Rina Banerjee: THE PENNSYLVANIA ACADEMY OF THE FINE ARTS MUSEUM

Hannah Stamler, Artforum, 1 March 2019
HERE IS A SAMPLING of the materials in one sculpture by the artist Rina Banerjee: an Anglo-Indian pedestal, a Victorian birdcage, feathers, gourds, and fractured Frozen Charlotte doll heads. The title of this work is even more intricate than its constituent parts: Her captivity was once someone’s treasure and even pleasure but she blew and flew away took root which grew, we knew this was like no other feather, a third kind of bird that perched on a vine intertwined was neither native nor her queens daughters, a peculiar other., 2011.
 
Banerjee is a poet of products, a psychic medium of manufactures, and she uses such lengthy, lyrical descriptors to give feeling and narrative to organic and inorganic matter. In this ensemble, she imagines exoticized Indian wares made for the nineteenth-century English market to be a strange species: “a third kind of bird” fated to fly the world but never alight on a single home. Born in Calcutta in 1963 and raised primarily in New York City, where she currently lives, Banerjee takes a personal interest in global migration and trade, and her magnificent sculptures display special empathy for commodities suspended in transnational flows.
 
The material effects of imperialism and capitalism—that is, the environmental traces they leave and the hybrid objects they generate—are the subject of “Make Me a Summary of the World,” her first US museum show, curated by Jodi Throckmorton and Lauren Schell Dickens. The Pennsylvania Academy of the Fine Arts, where the exhibition kicks off, is a perfect fit: The 1876 landmark structure is an aesthetic mutt—an archetype of American architectural eclecticism that incorporates Gothic windows, Neoclassical pillars, and arabesque flourishes. Both the building and the collection it houses are indebted to the processes of colonization and appropriation Banerjee illuminates, and the curators seize on this fact in their arrangement, weaving the artist’s sculptures into the museum’s permanent galleries. Her captivity . . ., for example, appears next to Benjamin West’s painting Penn’s Treaty with the Indians, 1771–72, which portrays an apocryphal meeting between William Penn and the Lenape people and suggests that Penn’s exploitative land purchase was a peaceful, equitable affair. Similarly, a sculpture in a soaring throne shape titled The promise of self rule, played on her mind’s paradise, paralysed her curiosity and then only had she the will to erect her sitting beauty from sleep, 2008, is placed alongside heroic Early Republic portraits as a reminder that American self-rule came at the expense of indigenous peoples.
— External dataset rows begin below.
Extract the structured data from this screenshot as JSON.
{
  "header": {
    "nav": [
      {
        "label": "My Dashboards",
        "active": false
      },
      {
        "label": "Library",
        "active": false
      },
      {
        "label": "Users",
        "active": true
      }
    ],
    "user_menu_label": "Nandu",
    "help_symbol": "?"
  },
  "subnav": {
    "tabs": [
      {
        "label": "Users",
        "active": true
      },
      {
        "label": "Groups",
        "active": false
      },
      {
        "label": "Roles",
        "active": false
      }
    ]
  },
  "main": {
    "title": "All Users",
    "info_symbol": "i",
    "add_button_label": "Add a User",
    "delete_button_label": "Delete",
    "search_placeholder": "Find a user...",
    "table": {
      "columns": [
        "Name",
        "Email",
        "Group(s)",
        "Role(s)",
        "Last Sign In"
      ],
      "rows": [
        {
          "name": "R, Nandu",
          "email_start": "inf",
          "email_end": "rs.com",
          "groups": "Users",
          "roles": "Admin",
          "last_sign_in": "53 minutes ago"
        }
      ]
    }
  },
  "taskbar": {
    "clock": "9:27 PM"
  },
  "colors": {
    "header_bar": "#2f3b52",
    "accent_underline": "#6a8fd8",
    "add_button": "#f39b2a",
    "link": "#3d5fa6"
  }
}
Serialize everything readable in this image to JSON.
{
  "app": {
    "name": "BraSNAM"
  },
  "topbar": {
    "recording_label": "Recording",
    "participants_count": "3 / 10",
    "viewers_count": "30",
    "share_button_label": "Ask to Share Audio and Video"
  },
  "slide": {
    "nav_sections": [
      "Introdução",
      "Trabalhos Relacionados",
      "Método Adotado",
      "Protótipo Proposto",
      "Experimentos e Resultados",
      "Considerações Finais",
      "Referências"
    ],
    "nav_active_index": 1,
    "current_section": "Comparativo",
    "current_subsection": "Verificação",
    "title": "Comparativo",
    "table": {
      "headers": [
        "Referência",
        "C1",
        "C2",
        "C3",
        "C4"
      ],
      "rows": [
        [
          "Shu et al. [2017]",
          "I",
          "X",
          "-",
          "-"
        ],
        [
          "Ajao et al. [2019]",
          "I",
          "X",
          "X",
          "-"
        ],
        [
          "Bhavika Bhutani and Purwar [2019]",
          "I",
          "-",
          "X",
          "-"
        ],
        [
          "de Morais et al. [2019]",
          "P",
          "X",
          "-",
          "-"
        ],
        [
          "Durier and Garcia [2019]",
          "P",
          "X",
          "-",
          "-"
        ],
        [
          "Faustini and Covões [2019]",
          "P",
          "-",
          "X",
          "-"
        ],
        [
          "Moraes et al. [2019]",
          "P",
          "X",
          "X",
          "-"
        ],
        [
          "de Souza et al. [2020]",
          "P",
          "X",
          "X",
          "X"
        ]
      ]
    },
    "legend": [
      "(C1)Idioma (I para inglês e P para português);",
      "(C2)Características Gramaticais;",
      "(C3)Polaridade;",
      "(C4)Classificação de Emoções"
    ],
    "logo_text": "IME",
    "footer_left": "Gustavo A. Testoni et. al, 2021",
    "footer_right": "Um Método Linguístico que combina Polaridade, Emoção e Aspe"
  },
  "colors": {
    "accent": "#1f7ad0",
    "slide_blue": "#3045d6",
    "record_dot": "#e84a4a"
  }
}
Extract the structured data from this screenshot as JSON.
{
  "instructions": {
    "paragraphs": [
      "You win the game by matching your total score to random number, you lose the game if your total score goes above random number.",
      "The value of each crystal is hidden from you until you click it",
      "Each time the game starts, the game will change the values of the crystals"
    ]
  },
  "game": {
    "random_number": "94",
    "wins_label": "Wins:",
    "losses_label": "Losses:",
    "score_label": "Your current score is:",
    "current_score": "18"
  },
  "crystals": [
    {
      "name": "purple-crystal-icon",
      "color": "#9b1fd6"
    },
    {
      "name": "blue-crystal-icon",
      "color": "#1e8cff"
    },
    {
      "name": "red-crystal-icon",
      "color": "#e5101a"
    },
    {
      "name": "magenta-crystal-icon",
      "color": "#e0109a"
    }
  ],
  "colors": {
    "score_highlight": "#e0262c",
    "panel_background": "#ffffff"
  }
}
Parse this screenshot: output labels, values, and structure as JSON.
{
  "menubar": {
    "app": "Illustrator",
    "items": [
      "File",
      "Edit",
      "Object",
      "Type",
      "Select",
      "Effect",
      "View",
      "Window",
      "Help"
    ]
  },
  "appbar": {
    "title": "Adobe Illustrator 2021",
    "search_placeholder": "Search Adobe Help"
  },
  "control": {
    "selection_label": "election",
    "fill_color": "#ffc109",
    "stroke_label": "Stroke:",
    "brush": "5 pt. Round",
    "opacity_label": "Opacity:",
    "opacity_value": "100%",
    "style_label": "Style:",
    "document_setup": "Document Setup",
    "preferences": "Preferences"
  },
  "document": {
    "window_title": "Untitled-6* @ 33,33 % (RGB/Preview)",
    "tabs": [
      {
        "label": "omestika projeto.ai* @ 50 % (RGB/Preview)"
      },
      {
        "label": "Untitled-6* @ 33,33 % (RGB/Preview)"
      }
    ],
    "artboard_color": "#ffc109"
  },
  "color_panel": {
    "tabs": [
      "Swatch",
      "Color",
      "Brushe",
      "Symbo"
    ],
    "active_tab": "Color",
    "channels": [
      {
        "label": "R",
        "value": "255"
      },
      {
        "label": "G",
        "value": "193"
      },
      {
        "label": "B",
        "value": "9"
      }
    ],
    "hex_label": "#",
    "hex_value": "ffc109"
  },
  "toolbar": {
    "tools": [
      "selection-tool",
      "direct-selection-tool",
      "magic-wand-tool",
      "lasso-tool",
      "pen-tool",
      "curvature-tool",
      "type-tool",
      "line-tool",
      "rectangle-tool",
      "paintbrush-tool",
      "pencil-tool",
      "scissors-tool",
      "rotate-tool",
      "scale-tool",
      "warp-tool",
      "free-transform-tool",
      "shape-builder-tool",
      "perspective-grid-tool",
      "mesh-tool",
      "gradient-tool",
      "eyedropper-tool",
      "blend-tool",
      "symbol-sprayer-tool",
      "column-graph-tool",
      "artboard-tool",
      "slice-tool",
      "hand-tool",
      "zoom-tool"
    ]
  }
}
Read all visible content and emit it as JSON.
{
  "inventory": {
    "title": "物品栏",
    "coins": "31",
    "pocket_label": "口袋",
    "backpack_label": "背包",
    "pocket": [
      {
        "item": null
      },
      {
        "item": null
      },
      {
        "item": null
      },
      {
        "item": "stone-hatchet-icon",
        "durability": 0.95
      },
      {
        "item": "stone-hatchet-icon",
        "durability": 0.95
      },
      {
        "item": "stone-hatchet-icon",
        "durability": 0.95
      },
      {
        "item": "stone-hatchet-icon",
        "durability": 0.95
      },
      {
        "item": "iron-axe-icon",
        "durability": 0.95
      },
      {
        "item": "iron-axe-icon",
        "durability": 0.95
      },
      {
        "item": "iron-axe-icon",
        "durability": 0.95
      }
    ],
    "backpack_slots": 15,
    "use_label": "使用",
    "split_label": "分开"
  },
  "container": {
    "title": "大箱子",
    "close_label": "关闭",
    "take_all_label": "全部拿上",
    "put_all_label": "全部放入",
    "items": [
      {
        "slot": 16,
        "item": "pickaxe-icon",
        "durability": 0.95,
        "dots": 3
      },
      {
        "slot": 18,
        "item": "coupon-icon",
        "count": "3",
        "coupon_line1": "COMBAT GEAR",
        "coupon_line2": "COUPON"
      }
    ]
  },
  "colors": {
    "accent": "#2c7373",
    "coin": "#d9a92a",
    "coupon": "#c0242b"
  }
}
As the wall label puts it, “The end of one empire is the beginning of another.”
 
By paying homage to items caught between cultures, Banerjee seems less concerned with social and cultural transparency than with interdependence.
 
If these works had eyes, no doubt they would look at their PAFA companions askance—as, indeed, a couple of figurative sculptures appear to—and the exhibition is strongest when it generates confrontations. (Unfortunately, the rooms that show only Banerjee pieces, primarily her works on paper, fall flat.) The most polemical setup comes at the show’s midpoint, where nineteenth-century Orientalist paintings of fantastical Eastern palaces and ports are paired with A World Lost . . ., 2013, a floor map traced in sand, shells, figurines, and threads, interrupted by nests of plastic cups. Inspired by a visit to rural Bangladesh, where potable water is scarce, the installation comments on how Western consumption continues to degrade the Global South’s resources—invading its waterways with floating refuse rather than sputtering steamship. Plastic plays a sweeter role in Take me, take me, take me . . . to the Palace of love, 2003, a replica of the Taj Mahal, the mausoleum built for the emperor Shah Jahan’s wife in an Indo-Muslim style, here realized from layers of pink-hued Saran Wrap. It offers a rosier picture of cultural exchange, highlighting an East-East encounter staged in the service of romantic love and serving up a corny, American, TV-dinnerized twist on its already multiethnic, hyphenate referent.
 
Transparency has been regarded as a virtue since at least the Enlightenment. But as this piece demonstrates, the idea may be impracticable or even undesirable—especially so in today’s hyperconnected world, where oppositions like original and copy, authentic and inauthentic, become ever more coterminous. In its sheeny, plasticky translucency, Take me, take me . . . provides something like an artist’s manifesto. By paying homage to items caught between cultures, Banerjee seems less concerned with social and cultural transparency than with interdependence. Does something need to be clear—simple, straightforward—to be legible? After all, who among us is not, to some extent, a messy product of global networks: a third kind of bird, a semiopaque blend? 
 
“Rina Banerjee: Make Me a Summary of the World” is on view through March 31; travels to Fowler Museum at University of California, Los Angeles, December 8, 2019–May 31, 2020; and other venues.